Negli ultimi anni, è sempre più diffusa la figura del tutor dell’apprendimento, in particolare nell’ambito dei disturbi specifici di apprendimento (DSA), ma anche per venire incontro alle esigenze di bambini e ragazzi con difficoltà scolastiche non connesse con disturbi specifici.
Il tutor non fa “ripetizioni”, non aiuta a fare i compiti, ma “entra” nel processo di apprendimento, lo analizza, ne individua i punti deboli e lo facilita.
Ciò implica che il tutor abbia una preparazione ad hoc, in riferimento alla psicologia cognitiva dell’apprendimento, alla metacognizione, alle strategie e alle tecniche più efficaci per i diversi contesti disciplinari.
L’intervento è individualizzato, considerando le caratteristiche, i bisogni, le potenzialità e le risorse del singolo studente. Non esiste una tecnica valida per tutti. Ognuno ha stili cognitivi e di apprendimento che implicano il ricorso a strategie specifiche.

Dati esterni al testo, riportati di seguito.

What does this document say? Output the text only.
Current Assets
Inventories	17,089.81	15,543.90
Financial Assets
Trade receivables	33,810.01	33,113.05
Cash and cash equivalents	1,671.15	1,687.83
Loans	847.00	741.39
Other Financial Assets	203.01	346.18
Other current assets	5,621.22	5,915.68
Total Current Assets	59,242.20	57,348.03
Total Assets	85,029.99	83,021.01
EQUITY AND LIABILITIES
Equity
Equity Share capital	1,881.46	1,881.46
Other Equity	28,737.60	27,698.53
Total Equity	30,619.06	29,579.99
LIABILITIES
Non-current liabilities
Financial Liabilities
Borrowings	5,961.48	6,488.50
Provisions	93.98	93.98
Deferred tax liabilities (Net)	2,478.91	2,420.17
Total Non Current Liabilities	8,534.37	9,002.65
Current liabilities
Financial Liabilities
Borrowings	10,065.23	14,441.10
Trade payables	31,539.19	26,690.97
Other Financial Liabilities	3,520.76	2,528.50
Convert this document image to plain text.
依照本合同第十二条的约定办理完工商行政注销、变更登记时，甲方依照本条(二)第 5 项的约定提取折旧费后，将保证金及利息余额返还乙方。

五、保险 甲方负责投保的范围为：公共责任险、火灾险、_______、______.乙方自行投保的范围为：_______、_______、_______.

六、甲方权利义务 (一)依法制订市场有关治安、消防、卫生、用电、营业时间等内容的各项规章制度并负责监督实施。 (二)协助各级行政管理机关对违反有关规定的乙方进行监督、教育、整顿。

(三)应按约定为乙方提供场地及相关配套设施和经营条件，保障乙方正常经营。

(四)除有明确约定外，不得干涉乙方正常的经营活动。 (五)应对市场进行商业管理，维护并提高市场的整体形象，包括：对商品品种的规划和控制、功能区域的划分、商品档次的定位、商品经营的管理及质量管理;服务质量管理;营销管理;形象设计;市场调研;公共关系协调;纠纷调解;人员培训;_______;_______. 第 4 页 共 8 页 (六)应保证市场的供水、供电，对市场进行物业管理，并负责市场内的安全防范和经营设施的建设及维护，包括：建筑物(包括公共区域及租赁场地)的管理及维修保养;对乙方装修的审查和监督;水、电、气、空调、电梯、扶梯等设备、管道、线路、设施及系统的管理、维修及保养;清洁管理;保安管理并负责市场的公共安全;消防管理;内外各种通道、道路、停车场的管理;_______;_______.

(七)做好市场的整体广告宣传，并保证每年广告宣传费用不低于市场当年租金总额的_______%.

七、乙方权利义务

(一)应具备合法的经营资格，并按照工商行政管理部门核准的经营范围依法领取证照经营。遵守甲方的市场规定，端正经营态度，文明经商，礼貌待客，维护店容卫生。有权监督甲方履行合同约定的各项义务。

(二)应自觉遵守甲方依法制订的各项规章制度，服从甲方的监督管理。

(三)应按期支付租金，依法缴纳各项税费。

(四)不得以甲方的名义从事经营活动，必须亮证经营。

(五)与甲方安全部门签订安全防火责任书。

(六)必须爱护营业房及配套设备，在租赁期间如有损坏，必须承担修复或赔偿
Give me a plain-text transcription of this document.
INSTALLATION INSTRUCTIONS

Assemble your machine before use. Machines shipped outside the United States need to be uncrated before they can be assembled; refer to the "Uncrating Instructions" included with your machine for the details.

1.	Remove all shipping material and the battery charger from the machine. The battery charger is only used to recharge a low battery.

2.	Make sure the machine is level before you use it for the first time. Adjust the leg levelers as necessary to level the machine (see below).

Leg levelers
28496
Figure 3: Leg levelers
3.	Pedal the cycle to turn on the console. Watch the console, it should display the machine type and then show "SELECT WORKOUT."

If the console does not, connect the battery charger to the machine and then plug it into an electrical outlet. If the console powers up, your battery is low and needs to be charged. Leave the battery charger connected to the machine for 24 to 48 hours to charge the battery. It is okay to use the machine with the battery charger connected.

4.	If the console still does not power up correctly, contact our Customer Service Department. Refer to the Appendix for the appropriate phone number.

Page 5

Ad esempio, al bambino che impara più facilmente ascoltando (stile uditivo), non è funzionale proporre sintesi scritte dell’argomento da studiare, più efficaci per lo studente con uno stile visivo verbale.
Compito del tutor, inoltre, è quello di gestire gli aspetti emotivi e motivazionali connessi con lo studio. Lo studente ha spesso alle spalle vissuti scolastici negativi, dovuti ai numerosi insuccessi sperimentati, che nel corso del tempo hanno generato ansia, frustrazione, paura di sbagliare, bassa autostima, demotivazione. Questi aspetti condizionano sia la quotidianità a scuola, che lo studio svolto a casa. È importante, quindi, dedicarvi ampia attenzione e gestirli nel rapporto di tutoraggio.
La finalità prioritaria del tutor è quella di favorire l’autonomia negli apprendimenti, costruire e sviluppare quei processi che permettano allo studente di fare sempre più da sé, mediante l’acquisizione di specifiche competenze e strategie, e mediante l’utilizzo di strumenti e metodologie, anche di tipo tecnologico.